Better information for better health

Clinical Governance: An International Journal

ISSN: 1477-7274

Article publication date: 17 October 2008

358

Citation

Wright, J. (2008), "Better information for better health", Clinical Governance: An International Journal, Vol. 13 No. 4. https://doi.org/10.1108/cgij.2008.24813daa.001

Publisher

:

Emerald Group Publishing Limited

Copyright © 2008, Emerald Group Publishing Limited


Better information for better health

Article Type: Editorial From: Clinical Governance: An International Journal, Volume 13, Issue 4

Accurate and reliable data on the health of patients and the clinical performance of staff is a prerequisite for improving the quality of clinical care and the health of patients and the public. Evidence from clinical audit suggests that such data are most effective in changing practice when fed back to practitioners in a tailored and timely manner. There is a huge volume of routinely collected data in the NHS and health services internationally but its utility is limited by uncertainties about its validity and reliability, poorly coordinated collection and linkage of data, and lack of timely, tailored feedback.
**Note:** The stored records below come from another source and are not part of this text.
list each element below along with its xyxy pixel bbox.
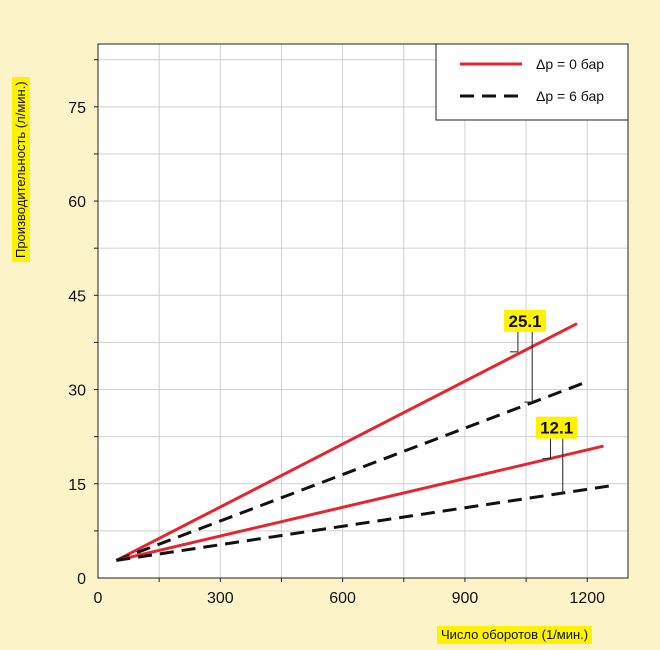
series-line-25.1-solid: [115, 322, 578, 562]
y-tick-label: 75: [68, 100, 86, 117]
x-tick-label: 300: [207, 590, 234, 607]
legend-label: Δp = 0 бар: [536, 56, 604, 72]
annotation-box: [535, 416, 578, 439]
legend-box: [435, 43, 629, 121]
annotation-label: 25.1: [509, 312, 542, 331]
y-tick-label: 45: [68, 288, 86, 305]
legend: Δp = 0 бар Δp = 6 бар: [435, 43, 629, 121]
y-axis-label: Производительность (л/мин.): [12, 77, 30, 262]
series-line-12.1-solid: [116, 444, 604, 562]
plot-frame: [97, 43, 629, 579]
axes: 0 300 600 900 1200 0 15 30 45 60 75: [68, 43, 629, 607]
series-line-12.1-dashed: [116, 483, 616, 562]
y-tick-label: 60: [68, 194, 86, 211]
x-tick-label: 1200: [569, 590, 605, 607]
x-tick-label: 0: [94, 590, 103, 607]
annotations: 25.1 12.1: [504, 309, 578, 494]
series: [115, 322, 616, 562]
series-line-25.1-dashed: [115, 381, 584, 562]
annotation-box: [504, 309, 547, 332]
plot-area: [98, 44, 628, 578]
y-tick-label: 0: [77, 571, 86, 588]
annotation-label: 12.1: [540, 419, 573, 438]
x-axis-label: Число оборотов (1/мин.): [437, 626, 593, 644]
y-tick-label: 15: [68, 477, 86, 494]
x-tick-label: 900: [452, 590, 479, 607]
legend-label: Δp = 6 бар: [536, 88, 604, 104]
y-tick-label: 30: [68, 383, 86, 400]
x-tick-label: 600: [329, 590, 356, 607]
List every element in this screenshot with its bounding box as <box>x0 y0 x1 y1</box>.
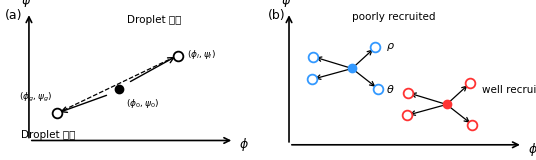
Text: (a): (a) <box>5 9 23 22</box>
Text: $\phi$: $\phi$ <box>528 141 536 158</box>
Text: $\psi$: $\psi$ <box>21 0 32 9</box>
Text: $(\phi_0,\psi_0)$: $(\phi_0,\psi_0)$ <box>125 97 159 110</box>
Text: well recruited: well recruited <box>482 85 536 95</box>
Text: (b): (b) <box>268 9 286 22</box>
Text: $\phi$: $\phi$ <box>239 136 249 153</box>
Text: Droplet 외부: Droplet 외부 <box>20 130 75 140</box>
Text: Droplet 내부: Droplet 내부 <box>126 15 181 25</box>
Text: $\rho$: $\rho$ <box>385 41 394 53</box>
Text: $\theta$: $\theta$ <box>385 83 394 95</box>
Text: poorly recruited: poorly recruited <box>352 12 436 22</box>
Text: $\psi$: $\psi$ <box>281 0 292 9</box>
Text: $(\phi_g,\psi_g)$: $(\phi_g,\psi_g)$ <box>19 91 53 104</box>
Text: $(\phi_l,\psi_l)$: $(\phi_l,\psi_l)$ <box>187 48 215 61</box>
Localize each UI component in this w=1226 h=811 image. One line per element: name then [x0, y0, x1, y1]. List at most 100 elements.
Difficulties in addressing these limitations have led health researchers and quality improvement staff to establish bespoke data collection through audits, disease registers or research studies. The separation of research and audit data collection from routine clinical practice is not only expensive duplication but also establishes a gap between clinical staff and researchers that potentially hinders subsequent implementation.

The difficulties in linking data between organisations and health care settings (e.g. primary and secondary care) also limits health intelligence for changing clinical practice and commissioning decisions. Clinical teams struggle to evaluate the impact of their practice as they do not receive information about subsequent treatment or health events. Commissioners struggle to make informed decisions about assessing the needs of their populations because of gaps in the health intelligence available to them.

This issue of Clinical Governance describes some examples of how routine and bespoke information can be used to inform and improve quality and safety of care. Exton et al. (pp. 250-53) show how using routine information from booking and theatre times demonstrated delays and provided the evidence to establish a day surgery unit. Park et al. (pp. 254-60) describe how close involvement of clinicians in the design and implementation of an electronic information system ensured that the system provided useful and accurate data.

Mercer and Murphy (pp. 269-83) report how a bespoke measure of doctor communication in primary care has the necessary reliability and validity for use in secondary care. Finally Basu et al. (pp. 284-89) report the limitations of routine data from incident reporting, highlighting the lack of linkage to complaints and claims, and the lack of involvement from medical staff.